Manage Your Location
You also want to make sure you pick a location where you won’t be interrupted. We are all too familiar what happens when you skip out on that:
Position Your Camera
If you plan to communicate with the use of camera, make sure it is placed in the right position. The camera should be at roughly eye level, which gives you a natural way to look directly at other participants. Looking up at you, down at you, or any other unnatural perspective isn’t flattering.
Once again, test out your camera and audio ahead of time to make sure they’re working properly.
During the Call
The mute button - An unspoken rule when it comes to communication with investors is your ability to know when to mute yourself. Activate your microphone when it is your turn to speak, especially when the meeting includes more than two people.
Make use of visuals - When you decide to share your screen, keep in mind that lengthy text will often look disturbing if you have to speak over it. Use slides, images, charts, and graphs to keep things interesting and explain them diligently.
Business Communication Tips
Having a better idea on the “savoir vivre” when it comes to business communication with investors, it might be a good idea to also mention a few generic tips:
- Honesty - Most experienced investors will notice your level of honesty from the first few meetings. They are people as well, which means that honesty and transparency are the foundations of your relationship.
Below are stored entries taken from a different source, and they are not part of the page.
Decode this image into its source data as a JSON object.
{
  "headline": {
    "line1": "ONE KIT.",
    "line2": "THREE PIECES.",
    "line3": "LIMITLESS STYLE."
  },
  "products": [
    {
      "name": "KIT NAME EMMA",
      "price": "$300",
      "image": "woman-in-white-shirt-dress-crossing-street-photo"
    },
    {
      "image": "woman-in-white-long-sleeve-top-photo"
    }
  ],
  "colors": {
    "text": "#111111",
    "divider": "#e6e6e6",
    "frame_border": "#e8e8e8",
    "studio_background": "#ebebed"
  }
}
- Wrap bad news into exciting opportunities - If problems arise, don’t hide them. Instead, try to find a solution that will help you leverage the situation to make the most out of it.
- Recognize their Value - You are not the only one who wants to receive a compliment. Knowing how to show your appreciation for both the support you receive will take you a long way.
- Listen to their Concerns - Let’s face it, the concerns of investors are often uhm… inflated! However, they have a stake in your success and will thus push you towards it. Therefore, make sure you step in their shoes and try to understand their concerns. If they do not make sense, try to use common sense to manage expectations.
- Be Open to their Ideas - In other words, try to tame your ego. Don’t discard advice or suggestions thinking you know better. You will always learn from others who have walked the talk if you simply adopt an open minded approach to it.
- Edit and Proofread - Before sending anything in writing, read things through, especially when it comes to emails. This does not only refer to the information you want to pass to investors, but also the way things are written.
Investors need to know what’s going on in your business, and you need to know the length to which investors are willing to help. They are your partners and should be among the first people you turn to when you run into problems you’re struggling to solve. Each time you communicate, you’re building confidence that they can trust with their money.
You want to develop a relationship built on honesty and transparency to ensure future investments as well. After all, only a third of seed-funded startups get subsequent Series A funding. The better your communication with investors, the better chance you have to get follow-up financing and to make your business succeed.